There’s a lot of misinformation about short sales, and at least some of that is coming from the real estate agents who get paid to do them. To be sure, there are some advantages to doing a short sale, but they may not be what you’ve been told, especially if you’ve met with any over-zealous listing agents recently.
- An Approved Short Sale Will Save You From Foreclosure If ever there was an appropriate for the Yogi-ism “It ain’t over till it’s over”, it’s in the short sale. What happens in a short sale will often defy logic. To be sure, the bank may stand to lose more money on a foreclosure than a short sale, but that’s not true of the loan servicer (the company working for the bank to collect the payments, and, in the absence of payments, to foreclose). Some of these fees are triggered by the foreclosure itself, so make sure the bank and the servicer are communicating.Certainly simply having your home on the market alone will not stop the foreclosure process. Your prospects for success improve if the bank accepts your buyer’s offer, but like it or not it’s the banks and their servicers who are in control up to the end. When and if the escrow closes and the deed on the sale is recorded with the county, you’ve successfully escaped foreclosure. Until then the best you can do is try to keep the communication open with the bank, work with a good listing agent, and hope for a successful outcome.
- A Short Sale Will Save Your Credit
Generally, a bank won’t approve a short sale unless you are behind on your payments. Unfortunately, simply being late on your payments already has a serious impact on your credit.Moreover, it doesn’t appear that any difference between short sales and foreclosures on the impact on credit scores is minimal. In 2010, VantageScore Solutions, a company that aggregates data from the three major credit bureaus, did a study of the impact of various foreclosure-related scenarios on consumer credit. The study revealed that a short sale impacts your credit just about as much as a foreclosure. For those borrowers whose credit was clean otherwise, the average short sale cost them 120–130 points. In a foreclosure, if they continued making (presumably reduced) payments, they lost 115–125 points. In a foreclosure where they were behind in their payments, they lost between 130–140 points.
Even though the chances are good that a short sale won’t save your credit, there are a some advantages to doing a short sale over letting the bank walk away with the keys.
- Knowing You Did What You Can To Avoid ForeclosureLet’s face it, most people want to fulfill their obligations if they can, and even though there are plenty of folks in the same boat in this economy, they feel there is a certain stigma attached to losing their home by foreclosure.
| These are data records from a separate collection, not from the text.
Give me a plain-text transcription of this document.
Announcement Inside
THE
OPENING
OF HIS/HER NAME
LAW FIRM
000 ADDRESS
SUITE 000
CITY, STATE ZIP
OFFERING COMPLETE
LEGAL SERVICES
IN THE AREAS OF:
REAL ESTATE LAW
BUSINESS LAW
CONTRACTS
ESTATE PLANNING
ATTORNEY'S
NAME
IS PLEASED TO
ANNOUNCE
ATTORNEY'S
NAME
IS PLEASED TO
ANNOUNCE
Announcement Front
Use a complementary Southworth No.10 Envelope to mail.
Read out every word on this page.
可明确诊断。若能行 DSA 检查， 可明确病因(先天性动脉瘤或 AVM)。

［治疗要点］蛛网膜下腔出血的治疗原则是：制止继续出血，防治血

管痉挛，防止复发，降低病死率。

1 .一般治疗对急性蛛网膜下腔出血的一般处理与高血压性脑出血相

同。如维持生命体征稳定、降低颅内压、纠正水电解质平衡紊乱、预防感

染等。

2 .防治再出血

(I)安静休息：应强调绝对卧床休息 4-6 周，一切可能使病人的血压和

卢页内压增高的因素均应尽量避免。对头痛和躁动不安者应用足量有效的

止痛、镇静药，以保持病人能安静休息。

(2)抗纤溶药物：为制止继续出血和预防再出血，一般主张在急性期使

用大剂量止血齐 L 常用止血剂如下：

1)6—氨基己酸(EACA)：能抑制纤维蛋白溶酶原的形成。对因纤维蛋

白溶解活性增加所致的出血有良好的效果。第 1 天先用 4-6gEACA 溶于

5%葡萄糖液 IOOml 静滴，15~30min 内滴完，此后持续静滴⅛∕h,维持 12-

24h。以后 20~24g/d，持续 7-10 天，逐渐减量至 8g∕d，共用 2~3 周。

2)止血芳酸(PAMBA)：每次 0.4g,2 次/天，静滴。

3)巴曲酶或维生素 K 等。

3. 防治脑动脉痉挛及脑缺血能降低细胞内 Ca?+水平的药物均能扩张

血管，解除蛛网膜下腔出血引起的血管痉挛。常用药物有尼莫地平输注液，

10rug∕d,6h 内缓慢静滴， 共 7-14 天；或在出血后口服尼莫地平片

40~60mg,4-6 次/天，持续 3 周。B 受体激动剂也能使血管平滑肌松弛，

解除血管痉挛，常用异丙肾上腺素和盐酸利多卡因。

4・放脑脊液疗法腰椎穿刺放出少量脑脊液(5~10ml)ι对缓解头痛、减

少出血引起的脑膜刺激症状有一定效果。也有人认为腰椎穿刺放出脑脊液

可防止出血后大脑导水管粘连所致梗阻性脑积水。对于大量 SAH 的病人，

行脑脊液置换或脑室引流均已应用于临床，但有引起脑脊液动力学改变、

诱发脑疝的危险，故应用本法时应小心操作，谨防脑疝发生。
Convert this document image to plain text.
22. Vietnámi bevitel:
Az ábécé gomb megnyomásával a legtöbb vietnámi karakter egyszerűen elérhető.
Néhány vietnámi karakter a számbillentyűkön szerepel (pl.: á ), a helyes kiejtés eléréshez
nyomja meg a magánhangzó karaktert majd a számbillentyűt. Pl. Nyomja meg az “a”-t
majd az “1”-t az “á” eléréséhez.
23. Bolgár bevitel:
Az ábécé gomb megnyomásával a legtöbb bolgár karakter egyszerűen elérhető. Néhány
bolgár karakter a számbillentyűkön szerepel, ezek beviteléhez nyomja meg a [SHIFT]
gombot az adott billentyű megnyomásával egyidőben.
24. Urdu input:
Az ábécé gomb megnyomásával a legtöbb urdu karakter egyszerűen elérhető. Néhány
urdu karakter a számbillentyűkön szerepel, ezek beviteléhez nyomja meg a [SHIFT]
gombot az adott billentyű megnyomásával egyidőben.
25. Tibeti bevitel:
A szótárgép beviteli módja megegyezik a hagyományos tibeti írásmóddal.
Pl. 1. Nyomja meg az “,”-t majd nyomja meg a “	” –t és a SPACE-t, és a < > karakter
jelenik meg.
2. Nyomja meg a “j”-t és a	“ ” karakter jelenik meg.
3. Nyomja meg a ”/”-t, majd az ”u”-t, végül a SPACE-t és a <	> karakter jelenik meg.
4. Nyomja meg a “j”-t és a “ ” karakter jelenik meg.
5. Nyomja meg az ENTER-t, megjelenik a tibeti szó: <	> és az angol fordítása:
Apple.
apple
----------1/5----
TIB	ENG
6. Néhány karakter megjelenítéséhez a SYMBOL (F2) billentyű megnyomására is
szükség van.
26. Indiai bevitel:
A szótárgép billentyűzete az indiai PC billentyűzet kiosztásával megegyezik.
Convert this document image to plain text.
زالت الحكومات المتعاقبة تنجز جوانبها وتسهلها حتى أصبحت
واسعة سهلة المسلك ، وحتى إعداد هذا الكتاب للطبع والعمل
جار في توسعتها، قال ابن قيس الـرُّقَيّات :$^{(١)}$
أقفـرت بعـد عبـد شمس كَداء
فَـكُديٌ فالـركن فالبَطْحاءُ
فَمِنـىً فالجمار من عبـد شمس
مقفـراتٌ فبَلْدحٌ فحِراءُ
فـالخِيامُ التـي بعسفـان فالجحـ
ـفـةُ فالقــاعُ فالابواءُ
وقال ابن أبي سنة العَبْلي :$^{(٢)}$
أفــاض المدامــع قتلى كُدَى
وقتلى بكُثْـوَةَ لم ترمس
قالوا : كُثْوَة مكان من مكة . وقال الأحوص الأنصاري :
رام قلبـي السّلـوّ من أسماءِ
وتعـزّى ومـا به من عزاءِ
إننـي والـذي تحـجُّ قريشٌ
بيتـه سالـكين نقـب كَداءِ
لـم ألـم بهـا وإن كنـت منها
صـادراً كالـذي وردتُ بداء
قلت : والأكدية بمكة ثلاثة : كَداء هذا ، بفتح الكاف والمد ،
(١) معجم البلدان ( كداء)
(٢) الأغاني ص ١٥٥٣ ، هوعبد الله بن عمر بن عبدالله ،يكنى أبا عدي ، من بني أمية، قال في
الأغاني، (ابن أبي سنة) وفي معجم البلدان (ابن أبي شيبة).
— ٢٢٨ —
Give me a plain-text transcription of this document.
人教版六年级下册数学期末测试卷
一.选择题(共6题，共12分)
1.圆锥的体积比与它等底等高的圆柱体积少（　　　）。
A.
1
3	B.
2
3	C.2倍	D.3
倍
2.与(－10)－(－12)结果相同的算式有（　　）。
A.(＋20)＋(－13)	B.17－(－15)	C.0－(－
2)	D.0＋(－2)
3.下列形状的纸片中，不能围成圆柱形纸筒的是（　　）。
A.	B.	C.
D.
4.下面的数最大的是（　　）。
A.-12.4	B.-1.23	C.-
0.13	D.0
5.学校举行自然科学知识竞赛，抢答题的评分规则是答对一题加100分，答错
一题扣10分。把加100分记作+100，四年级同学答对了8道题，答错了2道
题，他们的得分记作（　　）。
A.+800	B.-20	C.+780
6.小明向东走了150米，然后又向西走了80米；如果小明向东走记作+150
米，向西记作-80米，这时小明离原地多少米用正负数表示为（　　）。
For this reason, being able to walk away with the feeling that you sold your home instead of having lost it is perhaps one of the main intangible benefits of a short sale.
- Being Able To Buy Another Home Sooner Although your credit is affected more or less equally by a short sale and a foreclosure, there is still an advantage to a short sale in terms of how soon you will be able to buy again – assuming you want to and you can get your credit in order again. According to Fannie Mae guidelines, a buyer is eligible to buy a home within two years after a short sale, but has to wait up to seven years to buy after a foreclosure, though this period may be as short as three years if there are extenuating circumstances such as sickness, severe injury, or job transfer.This is important because Fannie Mae — along with the other major Government Sponsored Enterprise, Freddie Mac – buys some 50% of the loans in the US market from banks. Being able to resell your loan is one of the things lenders look for in a borrower, so as a practical matter, the guidelines in the secondary market make a huge difference in your ability to get financing later on.
Are there good reasons to do a short sale? To be sure, but if you decide to go that route, we believe you should go into it knowing what to expect.